For those who have this problem and are looking for a 'fix all' solution... This is how I eventually fixed it:
public static string RemoveTroublesomeCharacters(string inString)
{
if (inString == null)
{
return null;
}
else
{
char ch;
Regex regex = new Regex(@"[^\u0000-\u007F]", RegexOptions.IgnoreCase);
Match charMatch = regex.Match(inString);
for (int i = 0; i < inString.Length; i++)
{
ch = inString[i];
if (char.IsControl(ch))
{
string matchedChar = ch.ToString();
inString = inString.Replace(matchedChar, string.Empty);
}
}
while (charMatch.Success)
{
string matchedChar = charMatch.ToString();
inString = inString.Replace(matchedChar, string.Empty);
charMatch = charMatch.NextMatch();
}
}
return inString;
}
I'll break it down a bit more detail for those less experienced:
We first loop through every character of the entire string and use the IsControl method of char to determine if a character is a control character or not.
If a control character is found, copy that matched character to a string then use the Replace method to change the control character to an empty string. Rinse and repeat for the rest of the string.

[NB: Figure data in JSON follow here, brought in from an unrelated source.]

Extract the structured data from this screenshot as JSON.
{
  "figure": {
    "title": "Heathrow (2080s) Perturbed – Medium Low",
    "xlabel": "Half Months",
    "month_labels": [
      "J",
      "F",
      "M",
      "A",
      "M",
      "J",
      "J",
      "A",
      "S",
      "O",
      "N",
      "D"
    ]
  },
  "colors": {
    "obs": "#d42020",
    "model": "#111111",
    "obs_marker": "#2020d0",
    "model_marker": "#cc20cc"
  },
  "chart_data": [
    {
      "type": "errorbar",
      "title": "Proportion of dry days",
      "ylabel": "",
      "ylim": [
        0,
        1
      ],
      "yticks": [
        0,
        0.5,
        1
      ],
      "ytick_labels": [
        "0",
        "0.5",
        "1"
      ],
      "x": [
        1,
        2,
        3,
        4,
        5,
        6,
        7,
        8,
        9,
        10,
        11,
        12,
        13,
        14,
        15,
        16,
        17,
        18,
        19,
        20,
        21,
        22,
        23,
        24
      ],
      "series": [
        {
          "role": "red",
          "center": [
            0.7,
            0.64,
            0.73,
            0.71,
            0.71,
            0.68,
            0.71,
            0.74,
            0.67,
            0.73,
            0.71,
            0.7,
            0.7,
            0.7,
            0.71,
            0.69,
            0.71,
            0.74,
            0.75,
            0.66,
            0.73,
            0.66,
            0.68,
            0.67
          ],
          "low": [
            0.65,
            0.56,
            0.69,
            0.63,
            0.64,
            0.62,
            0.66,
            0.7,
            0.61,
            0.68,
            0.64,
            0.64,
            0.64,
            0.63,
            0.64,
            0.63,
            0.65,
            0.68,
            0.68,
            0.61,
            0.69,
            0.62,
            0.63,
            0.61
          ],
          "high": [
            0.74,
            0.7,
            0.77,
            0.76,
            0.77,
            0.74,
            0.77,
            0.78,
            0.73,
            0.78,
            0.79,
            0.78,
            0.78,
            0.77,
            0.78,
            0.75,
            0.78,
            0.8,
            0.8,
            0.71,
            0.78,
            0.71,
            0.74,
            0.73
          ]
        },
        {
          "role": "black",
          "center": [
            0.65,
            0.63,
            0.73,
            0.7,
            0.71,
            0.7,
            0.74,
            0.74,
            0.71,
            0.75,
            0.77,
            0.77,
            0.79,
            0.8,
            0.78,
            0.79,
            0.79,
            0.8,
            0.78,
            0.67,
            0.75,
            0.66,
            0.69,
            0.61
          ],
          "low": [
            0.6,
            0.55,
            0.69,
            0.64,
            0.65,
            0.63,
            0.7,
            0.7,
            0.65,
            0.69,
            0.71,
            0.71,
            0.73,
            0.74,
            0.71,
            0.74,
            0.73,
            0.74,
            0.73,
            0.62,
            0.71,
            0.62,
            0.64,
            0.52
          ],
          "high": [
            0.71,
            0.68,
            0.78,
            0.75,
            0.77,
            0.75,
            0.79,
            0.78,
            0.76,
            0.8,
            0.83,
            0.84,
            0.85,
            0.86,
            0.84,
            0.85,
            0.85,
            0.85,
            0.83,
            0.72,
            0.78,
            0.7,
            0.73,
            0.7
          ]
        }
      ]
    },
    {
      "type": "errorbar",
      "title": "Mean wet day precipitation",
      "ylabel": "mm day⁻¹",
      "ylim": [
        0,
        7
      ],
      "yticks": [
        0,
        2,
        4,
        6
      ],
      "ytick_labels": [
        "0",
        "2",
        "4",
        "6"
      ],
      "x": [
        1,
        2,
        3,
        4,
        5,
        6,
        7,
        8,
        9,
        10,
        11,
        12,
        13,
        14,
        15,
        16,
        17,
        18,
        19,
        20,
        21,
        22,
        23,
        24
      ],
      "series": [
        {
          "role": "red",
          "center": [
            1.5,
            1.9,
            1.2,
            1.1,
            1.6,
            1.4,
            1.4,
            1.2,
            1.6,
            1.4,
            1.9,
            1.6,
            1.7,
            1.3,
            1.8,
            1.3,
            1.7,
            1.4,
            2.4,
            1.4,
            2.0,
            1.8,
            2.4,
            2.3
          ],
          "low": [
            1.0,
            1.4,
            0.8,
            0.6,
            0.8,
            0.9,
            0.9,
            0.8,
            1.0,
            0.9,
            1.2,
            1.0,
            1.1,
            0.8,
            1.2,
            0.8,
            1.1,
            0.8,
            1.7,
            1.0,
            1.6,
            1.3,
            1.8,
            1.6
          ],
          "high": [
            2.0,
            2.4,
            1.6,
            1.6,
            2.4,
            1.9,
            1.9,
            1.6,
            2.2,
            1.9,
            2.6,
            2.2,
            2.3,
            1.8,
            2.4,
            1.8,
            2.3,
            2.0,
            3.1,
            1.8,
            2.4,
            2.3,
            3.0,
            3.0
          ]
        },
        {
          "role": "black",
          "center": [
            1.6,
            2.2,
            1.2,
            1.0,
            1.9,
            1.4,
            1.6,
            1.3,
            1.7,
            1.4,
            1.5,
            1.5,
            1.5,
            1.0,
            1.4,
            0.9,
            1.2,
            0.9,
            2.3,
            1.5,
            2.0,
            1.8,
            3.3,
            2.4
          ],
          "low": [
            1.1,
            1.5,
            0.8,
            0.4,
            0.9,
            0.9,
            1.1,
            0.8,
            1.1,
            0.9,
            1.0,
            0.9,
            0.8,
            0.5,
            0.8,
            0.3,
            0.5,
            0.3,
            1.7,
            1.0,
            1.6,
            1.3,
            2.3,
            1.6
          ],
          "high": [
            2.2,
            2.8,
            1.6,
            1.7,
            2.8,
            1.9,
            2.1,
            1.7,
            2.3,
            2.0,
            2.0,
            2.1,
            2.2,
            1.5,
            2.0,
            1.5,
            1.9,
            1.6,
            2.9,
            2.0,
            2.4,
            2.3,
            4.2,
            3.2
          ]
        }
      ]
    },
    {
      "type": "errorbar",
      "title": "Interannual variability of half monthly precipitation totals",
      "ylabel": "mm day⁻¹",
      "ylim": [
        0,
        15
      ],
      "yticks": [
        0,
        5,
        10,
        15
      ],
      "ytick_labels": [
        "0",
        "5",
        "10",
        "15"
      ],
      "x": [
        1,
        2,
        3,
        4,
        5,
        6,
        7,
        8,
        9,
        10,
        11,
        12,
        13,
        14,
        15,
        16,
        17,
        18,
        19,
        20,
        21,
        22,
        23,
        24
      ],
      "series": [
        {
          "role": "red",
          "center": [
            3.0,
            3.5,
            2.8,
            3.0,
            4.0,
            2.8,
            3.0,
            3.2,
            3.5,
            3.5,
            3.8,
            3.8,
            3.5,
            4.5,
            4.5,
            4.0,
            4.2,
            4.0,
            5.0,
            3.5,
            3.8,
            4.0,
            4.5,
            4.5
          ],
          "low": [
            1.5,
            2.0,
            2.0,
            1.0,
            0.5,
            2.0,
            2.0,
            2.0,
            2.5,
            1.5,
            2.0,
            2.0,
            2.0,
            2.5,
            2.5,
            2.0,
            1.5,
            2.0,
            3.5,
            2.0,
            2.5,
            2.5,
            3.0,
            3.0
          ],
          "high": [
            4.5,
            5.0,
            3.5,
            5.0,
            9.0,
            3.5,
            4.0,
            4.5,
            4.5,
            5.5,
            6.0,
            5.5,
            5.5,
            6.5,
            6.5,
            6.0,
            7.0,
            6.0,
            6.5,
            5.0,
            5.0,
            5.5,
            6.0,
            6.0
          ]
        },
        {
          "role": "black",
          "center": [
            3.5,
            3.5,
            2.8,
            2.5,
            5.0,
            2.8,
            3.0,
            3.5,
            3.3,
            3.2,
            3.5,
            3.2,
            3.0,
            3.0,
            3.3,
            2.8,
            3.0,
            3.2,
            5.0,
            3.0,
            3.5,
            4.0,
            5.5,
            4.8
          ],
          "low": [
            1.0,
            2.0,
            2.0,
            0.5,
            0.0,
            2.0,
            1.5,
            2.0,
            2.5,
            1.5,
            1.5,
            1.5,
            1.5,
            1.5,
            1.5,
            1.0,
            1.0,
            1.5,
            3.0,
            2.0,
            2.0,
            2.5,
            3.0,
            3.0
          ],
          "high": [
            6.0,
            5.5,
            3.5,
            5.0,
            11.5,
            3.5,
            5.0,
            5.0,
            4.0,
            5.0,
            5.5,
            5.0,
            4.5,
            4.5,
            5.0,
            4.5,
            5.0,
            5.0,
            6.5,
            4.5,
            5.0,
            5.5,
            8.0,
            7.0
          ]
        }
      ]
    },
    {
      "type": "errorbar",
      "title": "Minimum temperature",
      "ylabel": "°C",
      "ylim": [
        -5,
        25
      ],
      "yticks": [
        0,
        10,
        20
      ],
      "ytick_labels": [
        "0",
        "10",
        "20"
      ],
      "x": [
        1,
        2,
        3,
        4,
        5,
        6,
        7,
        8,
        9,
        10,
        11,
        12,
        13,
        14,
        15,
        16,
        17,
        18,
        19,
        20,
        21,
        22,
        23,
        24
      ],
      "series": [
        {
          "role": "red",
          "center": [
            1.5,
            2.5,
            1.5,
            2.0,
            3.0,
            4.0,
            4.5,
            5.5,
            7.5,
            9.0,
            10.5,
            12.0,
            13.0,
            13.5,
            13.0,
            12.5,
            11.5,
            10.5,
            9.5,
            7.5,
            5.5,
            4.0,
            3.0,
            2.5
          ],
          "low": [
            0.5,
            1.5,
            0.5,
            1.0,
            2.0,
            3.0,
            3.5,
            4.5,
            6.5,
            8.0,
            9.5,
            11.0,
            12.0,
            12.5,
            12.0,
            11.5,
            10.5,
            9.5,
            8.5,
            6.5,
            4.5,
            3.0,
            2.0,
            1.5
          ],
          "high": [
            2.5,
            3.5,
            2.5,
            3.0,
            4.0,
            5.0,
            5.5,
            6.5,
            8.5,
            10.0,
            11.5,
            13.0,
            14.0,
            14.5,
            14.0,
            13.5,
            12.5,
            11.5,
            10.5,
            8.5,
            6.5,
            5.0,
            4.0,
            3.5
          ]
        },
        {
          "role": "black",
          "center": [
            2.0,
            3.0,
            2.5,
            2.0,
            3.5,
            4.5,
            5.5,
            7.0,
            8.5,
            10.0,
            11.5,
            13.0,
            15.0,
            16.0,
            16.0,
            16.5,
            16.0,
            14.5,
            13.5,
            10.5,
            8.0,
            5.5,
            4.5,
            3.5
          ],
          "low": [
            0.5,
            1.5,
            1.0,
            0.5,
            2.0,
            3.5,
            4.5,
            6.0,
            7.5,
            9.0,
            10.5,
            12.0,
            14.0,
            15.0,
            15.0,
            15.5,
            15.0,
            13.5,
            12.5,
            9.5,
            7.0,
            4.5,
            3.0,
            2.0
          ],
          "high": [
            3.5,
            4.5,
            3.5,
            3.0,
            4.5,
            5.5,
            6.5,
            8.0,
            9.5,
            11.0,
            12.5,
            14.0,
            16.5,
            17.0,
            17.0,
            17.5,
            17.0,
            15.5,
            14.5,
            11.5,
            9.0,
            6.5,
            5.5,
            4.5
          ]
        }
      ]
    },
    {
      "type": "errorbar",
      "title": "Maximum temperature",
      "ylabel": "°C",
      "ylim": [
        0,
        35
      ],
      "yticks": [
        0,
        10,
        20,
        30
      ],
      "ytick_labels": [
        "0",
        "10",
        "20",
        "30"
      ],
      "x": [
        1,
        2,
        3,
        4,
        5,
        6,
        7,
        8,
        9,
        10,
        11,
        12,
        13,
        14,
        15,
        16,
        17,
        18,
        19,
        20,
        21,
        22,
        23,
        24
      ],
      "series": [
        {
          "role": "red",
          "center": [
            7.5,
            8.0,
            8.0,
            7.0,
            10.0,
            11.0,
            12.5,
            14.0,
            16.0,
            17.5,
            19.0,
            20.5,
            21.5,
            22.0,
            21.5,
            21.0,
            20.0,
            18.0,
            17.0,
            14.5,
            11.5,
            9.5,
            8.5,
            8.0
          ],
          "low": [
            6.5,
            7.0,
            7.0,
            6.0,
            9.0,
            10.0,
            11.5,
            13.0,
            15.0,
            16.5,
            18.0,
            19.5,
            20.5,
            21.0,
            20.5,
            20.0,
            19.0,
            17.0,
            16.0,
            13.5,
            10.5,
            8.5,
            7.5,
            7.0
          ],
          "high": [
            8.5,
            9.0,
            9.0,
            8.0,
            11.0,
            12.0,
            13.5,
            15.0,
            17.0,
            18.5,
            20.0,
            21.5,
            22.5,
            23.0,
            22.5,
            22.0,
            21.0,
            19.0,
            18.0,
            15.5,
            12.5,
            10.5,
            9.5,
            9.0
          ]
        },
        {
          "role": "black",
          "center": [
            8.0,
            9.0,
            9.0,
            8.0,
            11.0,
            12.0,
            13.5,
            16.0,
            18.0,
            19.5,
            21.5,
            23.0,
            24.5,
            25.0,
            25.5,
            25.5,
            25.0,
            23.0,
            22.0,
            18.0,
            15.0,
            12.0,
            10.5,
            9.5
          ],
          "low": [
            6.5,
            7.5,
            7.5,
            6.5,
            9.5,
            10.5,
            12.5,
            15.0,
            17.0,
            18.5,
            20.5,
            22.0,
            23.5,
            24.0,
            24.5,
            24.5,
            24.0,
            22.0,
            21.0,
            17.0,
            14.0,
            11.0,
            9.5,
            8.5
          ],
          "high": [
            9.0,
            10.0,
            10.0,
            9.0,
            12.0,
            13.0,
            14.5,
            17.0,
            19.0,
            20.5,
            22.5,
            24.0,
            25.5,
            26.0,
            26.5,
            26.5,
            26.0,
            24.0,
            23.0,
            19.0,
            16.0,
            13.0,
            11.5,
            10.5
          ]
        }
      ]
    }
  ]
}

Once we have looped through the entire string we then use the regex defined (which will match any character that is not a control character or standard ascii character) and again replace the matched character with an empty string. Doing this in a while loop means that all the time charMatch is true the character will be replaced.
Finally once all characters are removed and we have looped the entire string we return the inString.
(Note: I have still not yet managed to figure out how to repopulate the TextBox with the new modified inString value, so if anyone can point out how it can be done that would be great)